Maybe I’m just getting old and bougie in my festival dotage, but any regular festival-goer would have noted the wan food options, lack of quiet spaces or absolutely anywhere to sit without somebody in a full-body Scooby-Doo suit or candy-raving undertaker costume stepping on your hand.

Festivals are hard to pull off. But there are so many that do it well in 2016 that it’s tough to excuse that sloppiness — let’s hope it’s not cynicism — for tickets that still ran $99 a day (more for VIP, which meant almost nothing but an extra bar).

It can, and probably will, get better eventually. It’s not like FYF didn’t have the same hair-tearing frustrations as it went through its growing pains.

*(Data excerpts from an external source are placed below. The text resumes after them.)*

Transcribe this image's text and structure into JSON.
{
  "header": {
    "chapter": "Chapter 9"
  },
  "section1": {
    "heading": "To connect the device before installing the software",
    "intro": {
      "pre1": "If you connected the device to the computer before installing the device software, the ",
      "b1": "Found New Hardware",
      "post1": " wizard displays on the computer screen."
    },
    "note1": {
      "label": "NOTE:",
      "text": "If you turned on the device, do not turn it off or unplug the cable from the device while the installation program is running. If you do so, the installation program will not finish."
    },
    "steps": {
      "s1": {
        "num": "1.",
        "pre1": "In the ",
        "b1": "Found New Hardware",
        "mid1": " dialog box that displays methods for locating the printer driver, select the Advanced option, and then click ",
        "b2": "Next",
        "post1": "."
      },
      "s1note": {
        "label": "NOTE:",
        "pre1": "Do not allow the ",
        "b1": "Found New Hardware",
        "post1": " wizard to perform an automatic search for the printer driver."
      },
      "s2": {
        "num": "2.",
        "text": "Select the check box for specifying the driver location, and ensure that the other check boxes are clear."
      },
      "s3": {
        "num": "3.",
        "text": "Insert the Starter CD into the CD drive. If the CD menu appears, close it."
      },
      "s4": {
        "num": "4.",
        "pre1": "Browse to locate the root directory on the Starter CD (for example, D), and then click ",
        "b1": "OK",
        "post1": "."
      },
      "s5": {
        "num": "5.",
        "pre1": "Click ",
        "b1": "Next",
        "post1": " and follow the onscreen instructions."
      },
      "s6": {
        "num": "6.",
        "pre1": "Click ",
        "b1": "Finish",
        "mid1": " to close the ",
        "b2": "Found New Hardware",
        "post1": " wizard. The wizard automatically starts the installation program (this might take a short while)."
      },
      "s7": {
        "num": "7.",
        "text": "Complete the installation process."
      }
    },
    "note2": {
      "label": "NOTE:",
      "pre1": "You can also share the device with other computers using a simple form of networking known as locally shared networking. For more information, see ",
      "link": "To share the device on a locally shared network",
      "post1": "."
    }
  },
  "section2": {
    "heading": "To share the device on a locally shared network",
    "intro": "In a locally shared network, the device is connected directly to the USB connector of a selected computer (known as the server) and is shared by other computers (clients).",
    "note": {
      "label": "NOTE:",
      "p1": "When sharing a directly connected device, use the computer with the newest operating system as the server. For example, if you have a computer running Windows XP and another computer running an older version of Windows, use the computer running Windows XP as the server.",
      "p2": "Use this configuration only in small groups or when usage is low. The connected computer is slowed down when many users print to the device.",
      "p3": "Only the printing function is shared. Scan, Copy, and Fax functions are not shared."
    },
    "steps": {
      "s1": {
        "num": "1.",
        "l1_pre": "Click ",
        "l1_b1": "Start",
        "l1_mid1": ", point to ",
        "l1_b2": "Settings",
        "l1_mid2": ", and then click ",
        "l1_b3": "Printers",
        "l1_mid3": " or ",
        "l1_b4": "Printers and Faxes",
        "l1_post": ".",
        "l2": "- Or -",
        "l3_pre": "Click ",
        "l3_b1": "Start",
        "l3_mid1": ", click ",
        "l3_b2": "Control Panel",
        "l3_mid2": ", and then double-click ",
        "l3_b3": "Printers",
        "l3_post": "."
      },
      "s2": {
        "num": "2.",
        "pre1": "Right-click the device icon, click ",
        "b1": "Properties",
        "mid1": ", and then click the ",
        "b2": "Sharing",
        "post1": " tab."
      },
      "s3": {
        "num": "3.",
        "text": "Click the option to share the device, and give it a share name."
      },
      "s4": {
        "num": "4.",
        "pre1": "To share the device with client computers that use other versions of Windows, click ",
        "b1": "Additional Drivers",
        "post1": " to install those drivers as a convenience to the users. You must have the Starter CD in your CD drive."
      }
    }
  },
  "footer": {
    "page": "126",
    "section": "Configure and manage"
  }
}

It too is worth noting that the Growlers would be busy enough with their day job as one of O.C.’s most beloved young rock bands, so it’s a serious feat that they can even pull off Beach Goth as a sideline.

But for all the goodwill and local pride the band has earned with Beach Goth, and for all the promise this year’s bill suggested, the fest environment was so slapdash that the Growlers might have burned off a good bit of both.

To paraphrase a hit from TLC, one of the night’s high-point acts: This year’s Beach Goth was hanging out the passenger side of its best friend’s ride, trying to holler at fans that deserved better.